Fourth, Halal certification. Not new, but the Turkish HAK (Helal Akreditasyon Kurumu) has been stricter about which foreign halal bodies it recognizes. For Pakistan, the accepted certifiers list is short. Confirm with your buyer before you print labels.
The Practical Route for Pakistan Rice Export to Turkey
Most of our Turkey volume ships from Karachi (Port Qasim or KICT) to Mersin or Ambarli. Transit is roughly 18-24 days depending on the carrier and whether it's a direct or transshipment via Jeddah or Salalah. MSC and CMA CGM are the workhorses on this lane. Freight rates in 2025 have been volatile — Red Sea rerouting still affects some sailings — but we're seeing $1,800-$2,400 per 40ft container as a normal band, spiking higher when Suez traffic gets disrupted.

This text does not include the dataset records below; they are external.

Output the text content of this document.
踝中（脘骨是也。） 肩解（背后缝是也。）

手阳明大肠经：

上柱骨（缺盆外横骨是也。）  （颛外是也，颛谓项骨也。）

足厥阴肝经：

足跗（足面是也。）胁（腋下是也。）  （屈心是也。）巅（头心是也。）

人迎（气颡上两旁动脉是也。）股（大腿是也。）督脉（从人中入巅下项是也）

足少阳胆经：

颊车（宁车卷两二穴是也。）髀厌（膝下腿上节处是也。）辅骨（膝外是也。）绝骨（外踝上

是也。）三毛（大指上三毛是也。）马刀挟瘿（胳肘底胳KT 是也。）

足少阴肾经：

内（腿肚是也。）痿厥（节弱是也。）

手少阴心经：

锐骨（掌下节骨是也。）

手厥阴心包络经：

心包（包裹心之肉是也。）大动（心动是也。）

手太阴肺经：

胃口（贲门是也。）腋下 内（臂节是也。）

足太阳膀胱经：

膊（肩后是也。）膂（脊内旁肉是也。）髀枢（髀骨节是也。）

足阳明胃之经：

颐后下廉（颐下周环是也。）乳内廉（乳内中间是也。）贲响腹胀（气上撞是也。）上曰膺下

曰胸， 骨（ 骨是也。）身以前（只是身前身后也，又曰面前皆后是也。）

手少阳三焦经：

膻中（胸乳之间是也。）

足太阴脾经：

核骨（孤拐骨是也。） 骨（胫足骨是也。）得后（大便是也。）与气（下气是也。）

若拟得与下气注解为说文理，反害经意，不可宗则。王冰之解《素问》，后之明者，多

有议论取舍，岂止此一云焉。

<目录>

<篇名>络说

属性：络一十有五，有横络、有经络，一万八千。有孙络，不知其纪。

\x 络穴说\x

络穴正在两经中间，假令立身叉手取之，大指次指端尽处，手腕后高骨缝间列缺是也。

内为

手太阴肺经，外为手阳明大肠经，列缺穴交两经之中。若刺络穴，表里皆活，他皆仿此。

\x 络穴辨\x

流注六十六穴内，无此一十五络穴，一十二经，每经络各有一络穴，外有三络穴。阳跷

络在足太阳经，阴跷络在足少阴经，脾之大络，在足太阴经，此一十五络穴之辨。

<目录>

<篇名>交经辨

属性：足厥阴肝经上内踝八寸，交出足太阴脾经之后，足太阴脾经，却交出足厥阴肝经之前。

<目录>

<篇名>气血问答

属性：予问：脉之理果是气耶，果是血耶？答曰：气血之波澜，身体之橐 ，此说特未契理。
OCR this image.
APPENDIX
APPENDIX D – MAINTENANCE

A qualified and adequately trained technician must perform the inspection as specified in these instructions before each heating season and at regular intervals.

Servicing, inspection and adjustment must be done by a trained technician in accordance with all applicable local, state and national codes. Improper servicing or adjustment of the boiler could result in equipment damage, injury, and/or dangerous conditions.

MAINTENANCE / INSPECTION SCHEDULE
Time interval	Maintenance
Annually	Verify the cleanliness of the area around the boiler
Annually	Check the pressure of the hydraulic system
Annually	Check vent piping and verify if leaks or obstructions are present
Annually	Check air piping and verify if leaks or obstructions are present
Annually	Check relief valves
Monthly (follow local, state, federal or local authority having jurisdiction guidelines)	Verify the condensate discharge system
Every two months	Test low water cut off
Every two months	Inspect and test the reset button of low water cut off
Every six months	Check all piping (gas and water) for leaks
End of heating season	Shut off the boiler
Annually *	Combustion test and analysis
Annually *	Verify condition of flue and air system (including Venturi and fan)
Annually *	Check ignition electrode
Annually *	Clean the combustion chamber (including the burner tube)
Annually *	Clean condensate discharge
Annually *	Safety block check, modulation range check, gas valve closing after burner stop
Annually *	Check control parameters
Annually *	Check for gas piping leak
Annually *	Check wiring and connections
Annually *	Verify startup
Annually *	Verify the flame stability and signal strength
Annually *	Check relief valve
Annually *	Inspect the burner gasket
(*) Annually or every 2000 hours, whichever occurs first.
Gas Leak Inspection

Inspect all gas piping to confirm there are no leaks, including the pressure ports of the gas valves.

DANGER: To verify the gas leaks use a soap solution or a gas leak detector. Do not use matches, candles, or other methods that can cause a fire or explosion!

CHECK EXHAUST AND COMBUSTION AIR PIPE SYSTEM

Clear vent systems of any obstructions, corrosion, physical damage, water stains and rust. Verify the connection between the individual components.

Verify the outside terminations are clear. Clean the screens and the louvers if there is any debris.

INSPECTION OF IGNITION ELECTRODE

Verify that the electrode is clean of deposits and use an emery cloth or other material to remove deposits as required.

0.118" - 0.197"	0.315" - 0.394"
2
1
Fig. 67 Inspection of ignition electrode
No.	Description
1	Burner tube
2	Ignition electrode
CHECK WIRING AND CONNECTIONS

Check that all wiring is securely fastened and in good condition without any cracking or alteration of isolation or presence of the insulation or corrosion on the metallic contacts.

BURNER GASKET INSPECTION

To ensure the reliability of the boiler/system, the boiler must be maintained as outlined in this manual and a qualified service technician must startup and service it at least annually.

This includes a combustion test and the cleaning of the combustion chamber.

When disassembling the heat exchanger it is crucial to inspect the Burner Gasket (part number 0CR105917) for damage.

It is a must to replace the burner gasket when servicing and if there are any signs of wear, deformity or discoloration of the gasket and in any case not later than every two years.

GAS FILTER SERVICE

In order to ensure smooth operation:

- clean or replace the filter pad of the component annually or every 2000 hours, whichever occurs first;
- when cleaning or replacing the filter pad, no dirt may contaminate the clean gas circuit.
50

Documentation package you'll need for Turkish customs clearance:
- Commercial invoice and packing list
- Bill of Lading (3 originals typically)
- Certificate of Origin (Form A or standard CoO from Karachi Chamber)
- Phytosanitary certificate from Pakistan's DPP
- Fumigation certificate (methyl bromide or phosphine, usually done at port)
- Halal certificate from an HAK-recognized body
- Quality/weight certificate from SGS or equivalent
- Health certificate where the buyer requests it
One thing I'll say — and this is where a lot of first-time importers get burned — don't let your supplier fumigate the container after stuffing without proper aeration time. We do 72-hour phosphine treatment with proper ventilation before sealing. Cheap suppliers rush this. Your buyer will smell it (literally) when the container opens in Mersin, and rice quality claims start flying.
What I'd Tell a New Turkish Buyer
Look, if you're a Turkish importer reading this and comparing Pakistani supply against Indian 1121 or Thai jasmine, the honest truth is Pakistani 1121 Sella and Super Kernel are the sweet spot for your market — the aroma profile, the elongation after cooking, and the price point all sit where the Turkish consumer wants them. Indian 1121 competes on price sometimes but the sortex quality from good Pakistani mills is, in my biased opinion, more consistent right now.
Start with a trial container. 25 tons. See how it moves. Get a feel for your supplier's response time when something goes sideways (because eventually something does).
And ask them one question before you sign: what's your plan if TMO shifts the linked-purchase ratio mid-shipment? If they don't have an answer, keep looking.